It’s all to play for in the second leg of the crucial Rugby World Cup 2019 qualifier between Canada and the USA as these fierce rivals drew 28-28 in Hamilton, Ontario, on Saturday afternoon.

Man of the match and Canada’s co-captain DTH van der Merwe, pictured above (Photo: Rugby Canada/Colin Watson), scored two tries as the home team dominated possession and territory for long periods of both halves, while Aaron Carpenter, winning a record 78th cap, also went over for what was his 17th test try. Fly-half Shane O'Leary kicked 13 points for the Canucks.

USA lived off scraps and their opponents’ mistakes but stuck to their task well and took their chances when they were presented. Two tries from speedster right-wing Mike Te’o, including a 90-metre intercept to break Canadian hearts, and two from the ebullient lock Nick Civetta, ensured the scores were tied when Ben Whitehouse’s whistle signalled full-time in the late afternoon sunshine.

But that doesn’t tell the full story. Had the pass that landed neatly in the arms of the intercepting Te’o reached its intended recipient on Canada’s wing, a home-team try would have been a formality, giving the whole incident an air of a 14-point swing. And had Andrew Coe not dropped the ball as he dived over in the right-hand corner for what would have been his first international try, the scoreline would have taken on a very different complexion as the teams turn their attentions to southern California seven days hence.

Need to be more clinical

Canada’s head coach Mark Anscombe said: "If we're going to do better next week, we've got to be more clinical than we were today. If you want to win these games you've got to make better decisions that what we did out there today… I'm pleased with the manner of coming back from 10 points down. That showed character but I am flat about a lot of other things."

Van der Merwe became Canada's all-time try-scoring leader as his brace pushed him past Winston Stanley's record that had stood since 2003. But don’t ask him about that now – he’s more interested in thinking about taking care business next week as his team strives to become the Americas 1 qualifier and join England, France, Argentina and Oceania 2 in Pool C at RWC 2019 in Japan.
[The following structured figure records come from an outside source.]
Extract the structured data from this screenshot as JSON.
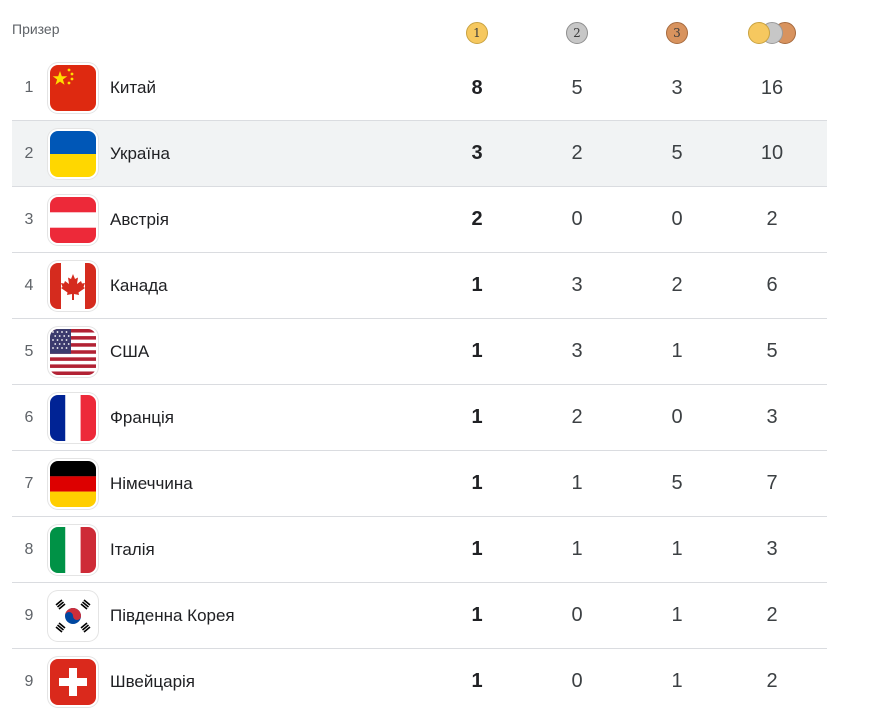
{
  "header": {
    "title": "Призер",
    "gold_digit": "1",
    "silver_digit": "2",
    "bronze_digit": "3"
  },
  "colors": {
    "gold": "#f6c85f",
    "silver": "#c7c7c7",
    "bronze": "#d8935e",
    "highlight_row": "#f1f3f4"
  },
  "rows": [
    {
      "rank": "1",
      "country": "Китай",
      "flag": "china-flag-icon",
      "gold": "8",
      "silver": "5",
      "bronze": "3",
      "total": "16"
    },
    {
      "rank": "2",
      "country": "Україна",
      "flag": "ukraine-flag-icon",
      "gold": "3",
      "silver": "2",
      "bronze": "5",
      "total": "10"
    },
    {
      "rank": "3",
      "country": "Австрія",
      "flag": "austria-flag-icon",
      "gold": "2",
      "silver": "0",
      "bronze": "0",
      "total": "2"
    },
    {
      "rank": "4",
      "country": "Канада",
      "flag": "canada-flag-icon",
      "gold": "1",
      "silver": "3",
      "bronze": "2",
      "total": "6"
    },
    {
      "rank": "5",
      "country": "США",
      "flag": "usa-flag-icon",
      "gold": "1",
      "silver": "3",
      "bronze": "1",
      "total": "5"
    },
    {
      "rank": "6",
      "country": "Франція",
      "flag": "france-flag-icon",
      "gold": "1",
      "silver": "2",
      "bronze": "0",
      "total": "3"
    },
    {
      "rank": "7",
      "country": "Німеччина",
      "flag": "germany-flag-icon",
      "gold": "1",
      "silver": "1",
      "bronze": "5",
      "total": "7"
    },
    {
      "rank": "8",
      "country": "Італія",
      "flag": "italy-flag-icon",
      "gold": "1",
      "silver": "1",
      "bronze": "1",
      "total": "3"
    },
    {
      "rank": "9",
      "country": "Південна Корея",
      "flag": "south-korea-flag-icon",
      "gold": "1",
      "silver": "0",
      "bronze": "1",
      "total": "2"
    },
    {
      "rank": "9",
      "country": "Швейцарія",
      "flag": "switzerland-flag-icon",
      "gold": "1",
      "silver": "0",
      "bronze": "1",
      "total": "2"
    }
  ]
}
"Breaking that record is great but I don't like the accolades that go with it. I'll look back at it when I'm older but right now I just want to do as much as I can to help my team."

Trailing 28-18 after 53 minutes, Anscombe's men fought back to tie things up at 28-28 as Carpenter's try got Canada back into the game before O'Leary's third penalty in the 78th minute tied the game.

Both sides had chances to win

But each side would each have a chance to win the game in the final two minutes. AJ MacGinty's drop kick sailed wide before Canada managed to win a penalty just inside the USA half but O'Leary pushed his penalty right, leaving the two sides deadlocked heading into next weekend's decisive encounter.

Canada had taken an early 7-0 lead as van der Merwe tied Stanley’s test try-scoring record in the seventh minute but the USA came roaring back immediately through Civetta, scoring off of the ensuing restart after the high ball was fumbled by Canada.

However, van der Merwe would make history in the 18th minute as he picked the ball up from the back of a ruck and ran free to secure his 25th test try. O’Leary’s penalty pushed Canada’s lead to 15-7 before the USA came back into life after tries from Civetta and Te’o gave the visitors a 21-15 lead at half time.

USA hooker James Hilderbrand was sin binned in the 45th minute for a high tackle on Phil Mack — O’Leary adding a penalty from the infraction — but despite playing a man down, it was the USA who would take advantage as the Te’o intercept gave the Eagles a 28-18 lead.

Afterwards, USA head coach John Mitchell was probably the more satisfied of the two. He said: “I guess it’s like we’re 0-0 now heading back to San Diego so both sides are very much in it. If either team had got a result today, it would change the game a little but now it’s just a straight game of rugby to see who goes to Japan in two years’ time.

“The isn’t much between the teams, as you saw today. The team that wins next week is the one that can hold their nerve under pressure. We lived off little bits of possession today, which meant we didn’t command enough field position. But we found other ways to keep in the game which was pleasing.”